I'm making a joystick that needs to also receive data from the host. Currently I've implemented this using my own Joystick + Serial device. The serial device is strictly receiving data, while I'm using the built-in Joystick functionality for the controls. Although it's working fine, I can't help but feel that it would be "cleaner" to simply have bidirectional communication over HID, preventing the need for the dedicated Serial device altogether.

I'll admit that I'm not very well versed in device descriptors or HID in general, so chances are it would be too daunting a task for me. But is there any way currently to receive data through the built-in Joystick device? If not, is Joystick + Serial the next best thing, in the opinion of this forum?
 
I closed the other thread and linked it here to avoid confusion.

Bummer that thread went unanswered, glad some progress was made. No suggestions on the topic … feel free to add details on the joystick function and what is on the other end - seems there was added detail in the other post. RAWHID can do 1K msgs per sec AFAIK ...
 
I am also probably not much help here either... I have spent most of my USB understanding time on the other end (T3.6 trying to figure out hosting devices usbhost_t36)...

I don't see any standard way for the Joystick code to receive extra data or the like. What I would suspect many devices would do is to do something like this, is to setup new HID information, where the device, may have a few Report IDs and some of these reports would have some OUTPUT fields.

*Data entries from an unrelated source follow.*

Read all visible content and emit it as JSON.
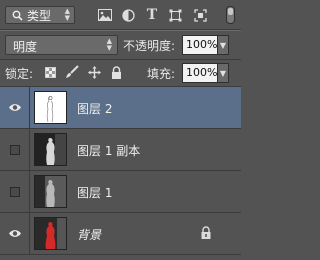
{
  "filter": {
    "type_label": "类型"
  },
  "blend": {
    "mode": "明度",
    "opacity_label": "不透明度:",
    "opacity_value": "100%"
  },
  "lock": {
    "label": "锁定:",
    "fill_label": "填充:",
    "fill_value": "100%"
  },
  "layers": [
    {
      "name": "图层 2",
      "visible": true,
      "selected": true,
      "locked": false,
      "italic": false
    },
    {
      "name": "图层 1 副本",
      "visible": false,
      "selected": false,
      "locked": false,
      "italic": false
    },
    {
      "name": "图层 1",
      "visible": false,
      "selected": false,
      "locked": false,
      "italic": false
    },
    {
      "name": "背景",
      "visible": true,
      "selected": false,
      "locked": true,
      "italic": true
    }
  ],
  "colors": {
    "panel": "#535353",
    "selected_row": "#5b6f8a",
    "field": "#f3f3f3"
  }
}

I know several keyboards that are supported in the host code do allow the Teensy code to output information (LEDs state), likewise Joysticks like PS3/PS4 allow me to set things like Leds/Rumble... But not sure how that works internal to our USB code classes...
 
I get the impression that LED state or rumble information is doable through HID because it's very simple data structure and has a known size. The data in my case is more complex.

The background is that I'm making a cockpit for Elite Dangerous. The game doesn't have a "hold" mode for a lot of actions that are logically toggled actions, which I want toggleswitches for. Of course, I could simply trigger a button press on every change of the toggleswitch's state, but that introduces margin for the switch and the game to de-sync and be opposite each other. My solution is that I can read the actual state of the toggles from the game. I'm sending them, along with some other metadata, to the Teensy as JSON over Serial. The JSON looks like this:

Code:
{"timestamp":"2019-06-23T20:11:34Z", "Flags":128, "StarSystem": "Sol"}

So I'm taking the Flags value, determining the state of the game's toggles compared to the state of my switches, and firing a button press if they're out of sync (with a buffer, currently set to 2 seconds). I think due the relative complexity of the data and the fact that I'm using JSON, Serial seems like the ideal way to do this since it's pretty trivial to read any arbitrary size or shape of data as it comes in.

I should also note that I don't need to receive this very frequently at all -- maybe a few times a second at most. If the description still doesn't make sense my sketch is here and the agent I'm using to send the data is here.
 
Yes, serial is probably the best way for variable size data. JSON has a lot of overhead, but should be fine if you're sending at only a moderate speed.

I've never used the ArduinoJson library. Curious to hear how it works for you?
 
JSON has a lot of overhead, but should be fine if you're sending at only a moderate speed.

That was an initial concern of mine. I tried pushing it as hard, if not harder, than I'll normally be pushing it, and it handled everything I threw at it.

I've never used the ArduinoJson library. Curious to hear how it works for you?

I've been really happy with it and would recommend it to anyone looking to use JSON. Most of my professional work is in cloud and microservice architecture so I'm comfortable with JSON in most environments, but I was worried about how it would perform on Arduino. The library is actually really easy to work with and I haven't hit any issues at all.